À peine se sont-ils éloignés que les protagonistes reprennent les poursuites, les plongeons acrobatiques, tandis que je peux finalement observer les rudes coups de griffes qu’ils échangent. Aucun doute, ce sont des adversaires et la violence des attaques me fait penser à ces pugilistes durant ces combats qu’on dit « extrêmes ».

Tout excité par cette frénésie, notre guide s’empresse de décrire le rituel assez particulier des colibris roux lorsqu’ils décident de défendre leurs territoires respectifs. Ce caractère belliqueux découle de l’importance que chacun accorde à son patelin, même

face à des membres de sa propre espèce. Puis, au rythme des variations climatiques, les choses risquent de s’envenimer dangereusement si la densité de ses concurrents s’accroît ou si les ressources en fleurs et en nectar viennent à diminuer.

DES FLEURS PRÉFÉRÉES

Butiner les fleurs pour accumuler le maximum d’énergie s’effectue de jour tandis que, la nuit, chacun abaisse sa température corporelle par mesure d’économie. Ses préférences vont aux fleurs rouges tubulaires qui lui laissent plus d’espace pour battre des ailes. Des battements qui peuvent varier entre 50 et 200 par seconde, lui assurant une souplesse aérienne hors du commun.

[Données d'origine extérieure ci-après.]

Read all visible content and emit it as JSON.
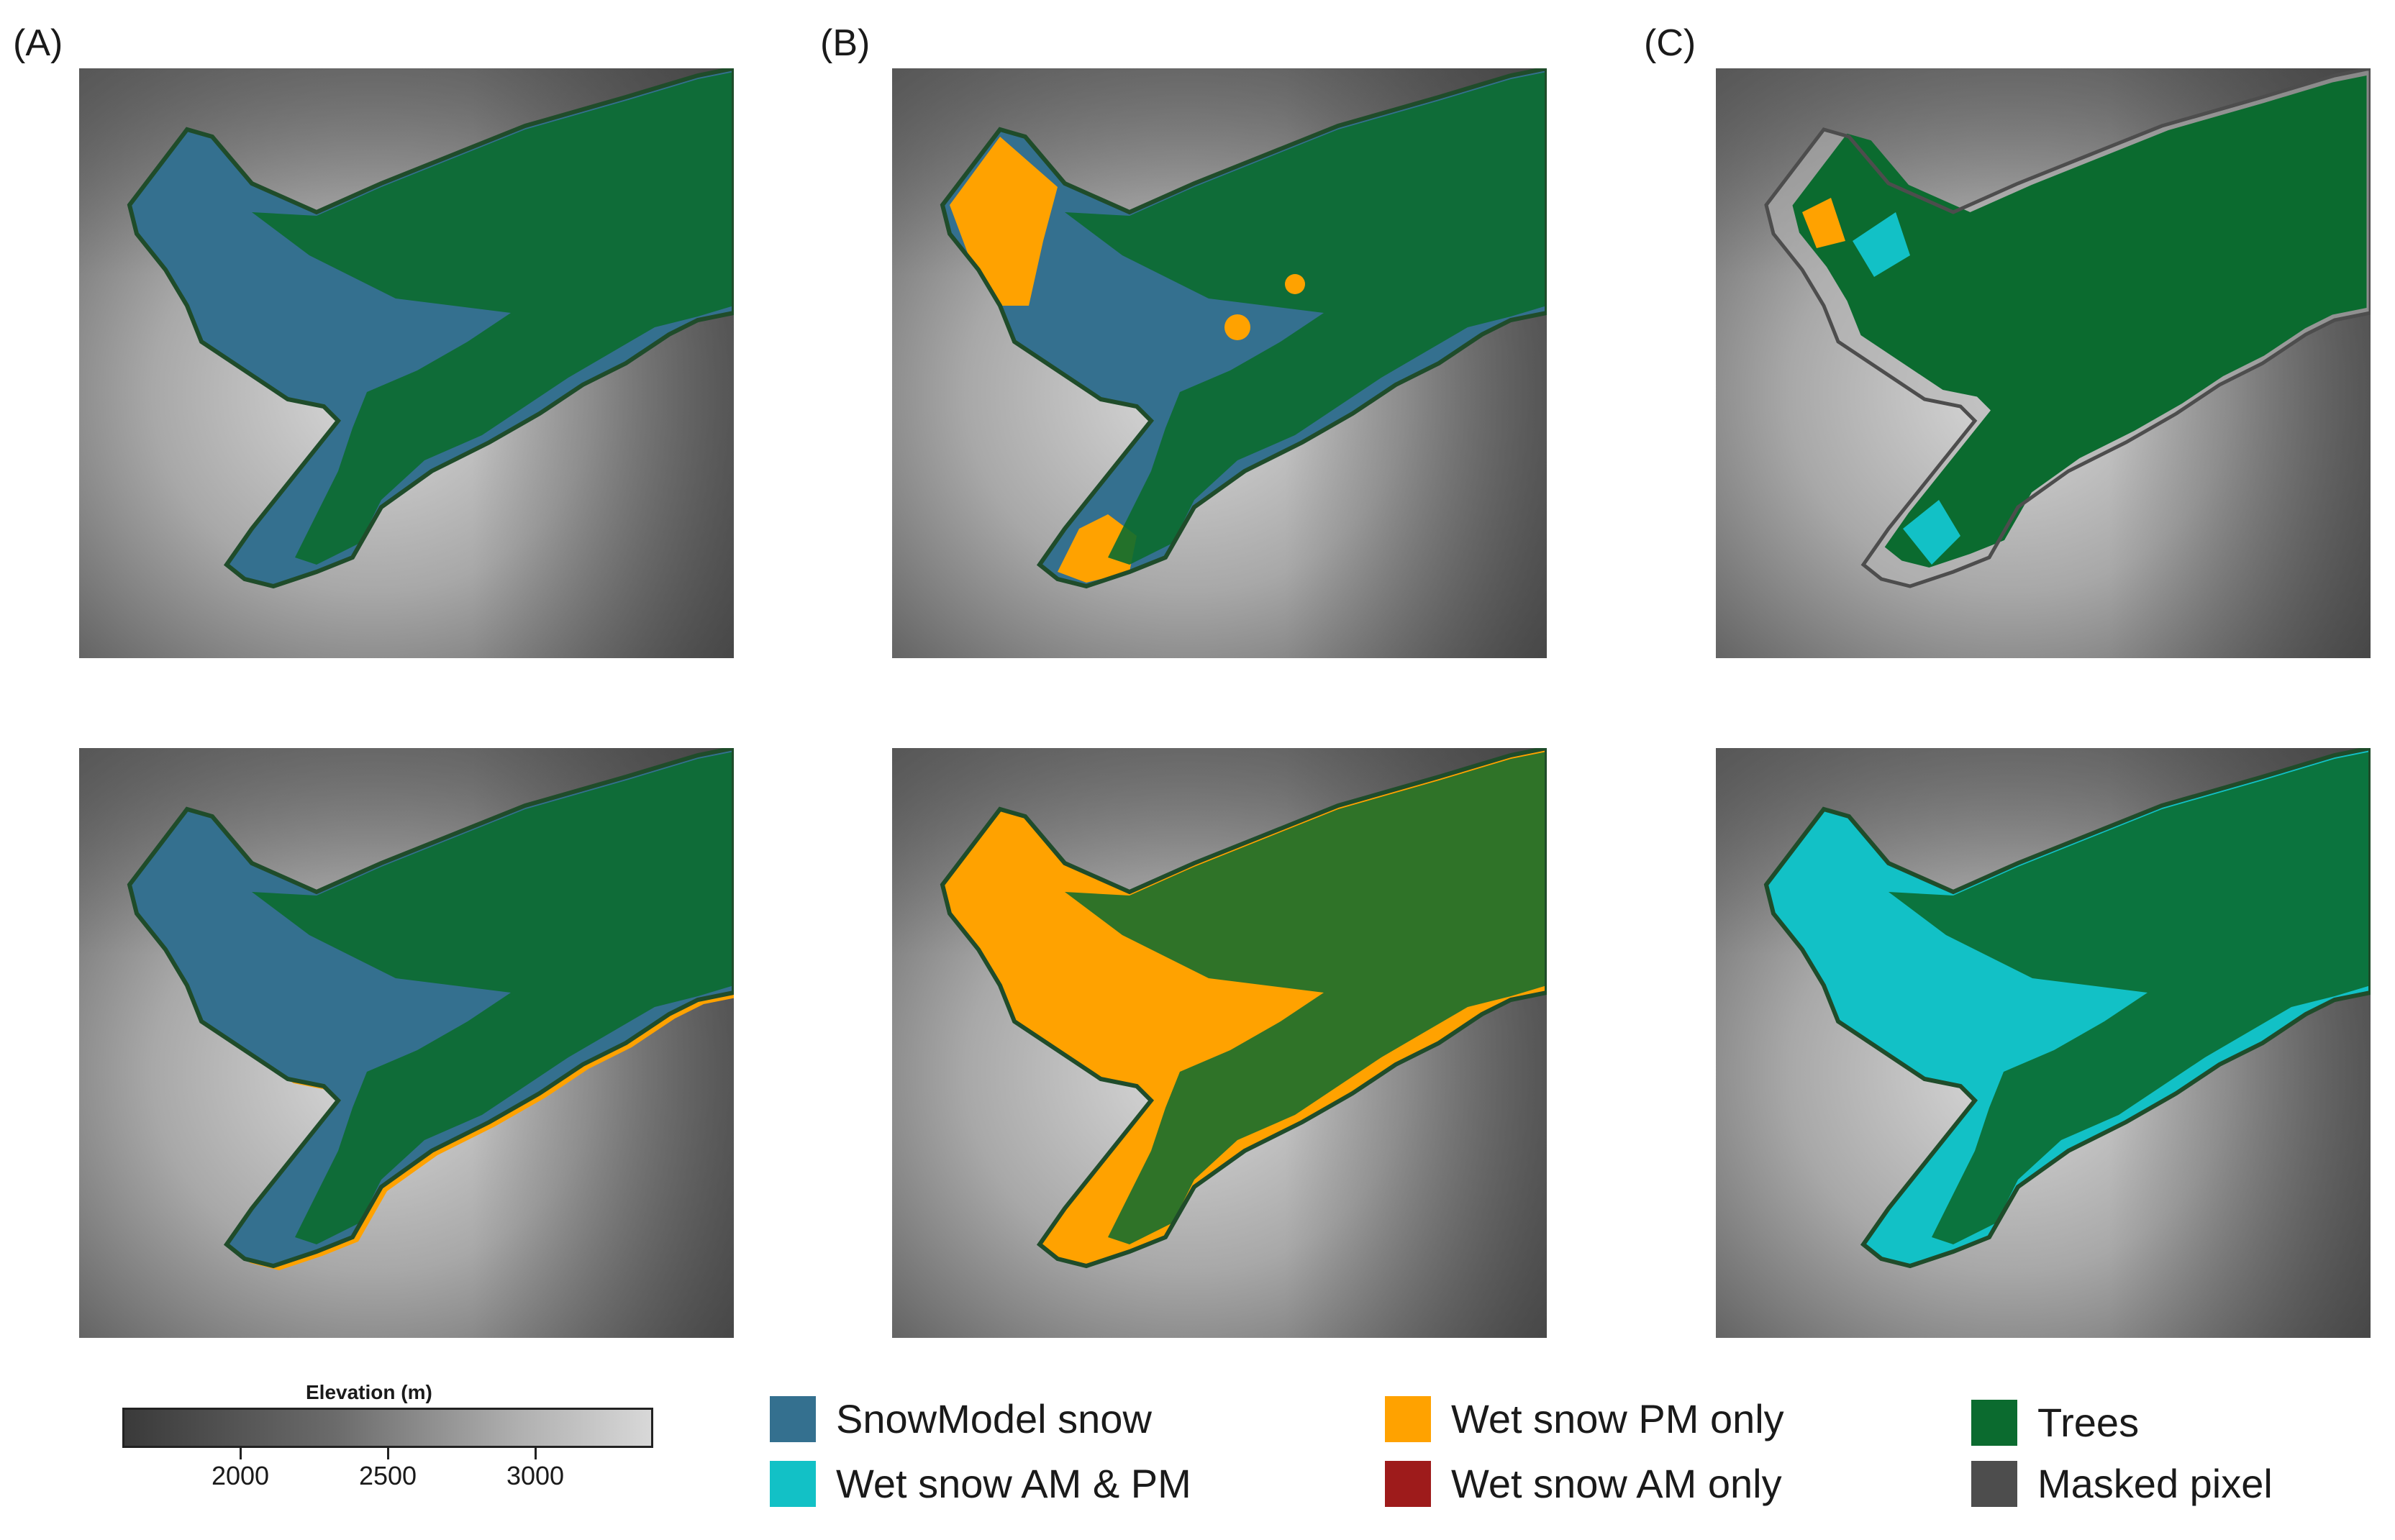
{
  "panels": [
    {
      "letter": "(A)"
    },
    {
      "letter": "(B)"
    },
    {
      "letter": "(C)"
    }
  ],
  "colorbar": {
    "title": "Elevation (m)",
    "min": 1600,
    "max": 3400,
    "ticks": [
      "2000",
      "2500",
      "3000"
    ]
  },
  "legend": [
    {
      "label": "SnowModel snow",
      "color": "#34708f"
    },
    {
      "label": "Wet snow AM & PM",
      "color": "#12c1c6"
    },
    {
      "label": "Wet snow PM only",
      "color": "#ffa200"
    },
    {
      "label": "Wet snow AM only",
      "color": "#9e1b1b"
    },
    {
      "label": "Trees",
      "color": "#0b6b2f"
    },
    {
      "label": "Masked pixel",
      "color": "#4d4d4d"
    }
  ],
  "maps": [
    {
      "row": 1,
      "col": "A",
      "dominant": "SnowModel snow"
    },
    {
      "row": 1,
      "col": "B",
      "dominant": "SnowModel snow"
    },
    {
      "row": 1,
      "col": "C",
      "dominant": "Trees"
    },
    {
      "row": 2,
      "col": "A",
      "dominant": "SnowModel snow"
    },
    {
      "row": 2,
      "col": "B",
      "dominant": "Wet snow PM only"
    },
    {
      "row": 2,
      "col": "C",
      "dominant": "Wet snow AM & PM"
    }
  ]
}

Les combats mettaient aux prises des mâles reconnaissables à leur face, leur dos, leurs flancs, leur queue et leur croupion roux, tandis que leurs becs noirs imitaient de véritables aiguil­les.

La femelle a un dos plutôt bronze et une tête un peu plus terne que celle du mâle. Elle construit un nid fait de mousse et de lichen dans lequel elle dépo­se deux œufs. Elle les couve, puis s’occupe seule des oisillons qui quitteront le nid au bout d’environ trois semaines. L’hiver venu, tous se dirigent vers le Mexique, où chacun doit apprendre à maîtriser les techniques de ces combats extrêmes visant à assurer la survie des plus forts.